Well actually this movie exactly shows what I was wondering about. You see that a visible effect takes place in the 2 first steps (e.g 2 and 4). After that almost nothing happens anymore - the shapes are only marginally changed regardless whether you take 16 or 512. Also there are not more (or longer) canyons with 512 than with 8. So a factor of 100 in lifetime doesn't seem to make much difference.
I can understand your explanation about the life time but it looks like if the agent basically stopped working after a life time of 8 or so. Why is it so ?

Noise adds a little uniform noise after each iteration. It's likely that there is a math error in the code that's causing too much noise to be dropped at each iteration. Note that I haven't use the Blend or Noise operations on this dialog since about two weeks after I wrote them as I much prefer to run several iterations of processing in a block before adding noise, using incise flow, and performing other processing.
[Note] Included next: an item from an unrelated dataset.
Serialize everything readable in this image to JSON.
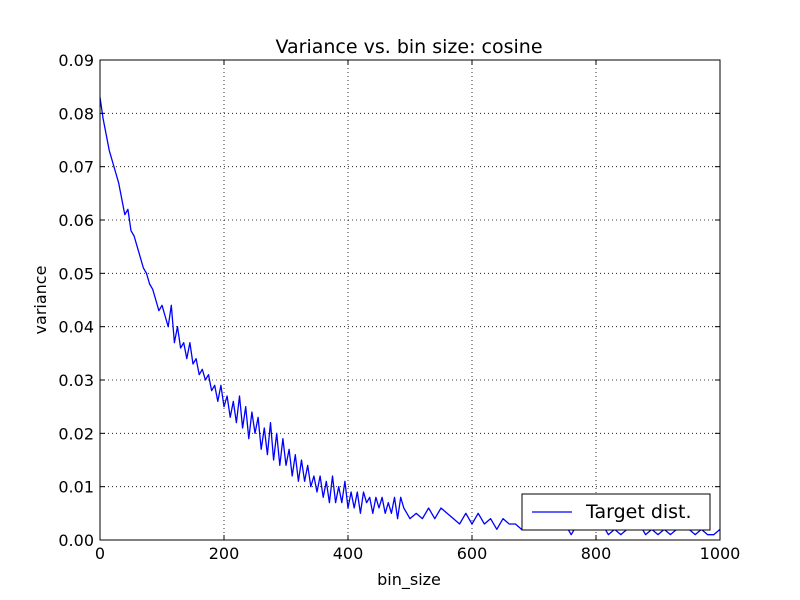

Yes I understood that and have been testing these things in a short series of iterations.
Seeing the "nuking" effect of the noise, my question was "What was the original purpose to add this function here ?"
Just make a test of 3 iterations with a random setting and set noise at 5% for each iteration - you will see what I Wonder about.

[waldronate]

Most of the energy in that GIF is spent in filling in the basins. The deep cuts (that is, obvious canyons) are generally where a small basin has filled and the filled area becomes a catchment to run a lot of agents through the single low point. The erosion along the smoothish slopes doesn't have much visible effect at all. Plus, because most basins on that surface are in fact fairly small, the life of an agent is more likely to be terminated by running into a pit than by running out of allowed steps.

The noise thing looks to have a bug where it's more likely to push the surface down. If you respan the surface to 0 to 1000, then you'll see that there is little effect overall, except for the noise. The noise effectively forces the lifetime of an average agent back to one or two steps because that's how long the agent will live until it hits a pit. As I said before, it seemed like a good feature at the time, but precipiton erosion really needs to run a couple of passes between noise additions and the per-pass noise feature just isn't terribly useful.